Sarcasm Detection in Plain Text Using Tensorflow
What is Sarcasm? Sarcasm is the use of words that mean the opposite of what you want to say especially to insult someone, to show irritation, or to be funny. Lets see how we can identify sarcasm in plain text and may be later extended to voice inputs.
Feature Extraction:
Feature extraction is a crucial and time-consuming step when it comes to NLP projects. As
the input is in text form, which cannot be directly given to the neural network as an input
hence we need to extract features from the sentence. The base project has extracted multiple
features from a sentence like n-grams, polarity using SentiNet and TextBlob, and the topic
of the sentence using gensim.
Model :
The model with three hidden layers and one output layer was built. Each hidden layer has 100 neurons, and output layer has two neurons, one for each class, namely Sarcastic and Regular. One output neuron should be sufficient for a binary classifer, but the model has two so that the output is in the form of one hot encoded array. One hot encoded array is easy to extract and compare results.
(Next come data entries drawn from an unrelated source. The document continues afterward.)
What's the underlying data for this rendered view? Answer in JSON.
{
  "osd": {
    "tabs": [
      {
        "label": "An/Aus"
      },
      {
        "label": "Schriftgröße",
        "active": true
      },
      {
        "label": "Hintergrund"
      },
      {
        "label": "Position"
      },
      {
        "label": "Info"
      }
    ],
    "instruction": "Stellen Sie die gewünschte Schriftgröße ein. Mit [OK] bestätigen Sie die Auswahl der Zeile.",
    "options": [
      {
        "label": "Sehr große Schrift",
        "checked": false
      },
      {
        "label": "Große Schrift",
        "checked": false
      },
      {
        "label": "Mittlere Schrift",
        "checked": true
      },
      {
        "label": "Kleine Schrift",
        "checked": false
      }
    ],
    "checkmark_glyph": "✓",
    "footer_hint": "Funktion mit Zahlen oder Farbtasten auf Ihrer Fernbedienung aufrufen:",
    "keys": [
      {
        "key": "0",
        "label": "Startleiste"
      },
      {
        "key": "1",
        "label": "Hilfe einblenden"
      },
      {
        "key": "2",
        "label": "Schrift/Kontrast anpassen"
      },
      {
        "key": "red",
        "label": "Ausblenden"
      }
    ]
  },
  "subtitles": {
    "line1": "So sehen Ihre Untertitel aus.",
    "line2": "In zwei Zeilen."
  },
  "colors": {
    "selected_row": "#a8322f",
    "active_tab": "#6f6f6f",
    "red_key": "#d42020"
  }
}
One hot encoded array is the type of encoding in which the index corresponding to the class is 1 in the array, and the other values are 0.
Results:
The confusion matrix is as follows:
sarcastic | regular | |
---|---|---|
sarcastic | 3240 | 4273 |
regular | 2422 | 6481 |
From the observations, it is evident that the project was able to obtain similar performances with the same dataset using TensorFlow with minor features. The performance would improve if more features were included. The dataset had very fewer instances. If the model were trained with more instances, then it would result in a better performance.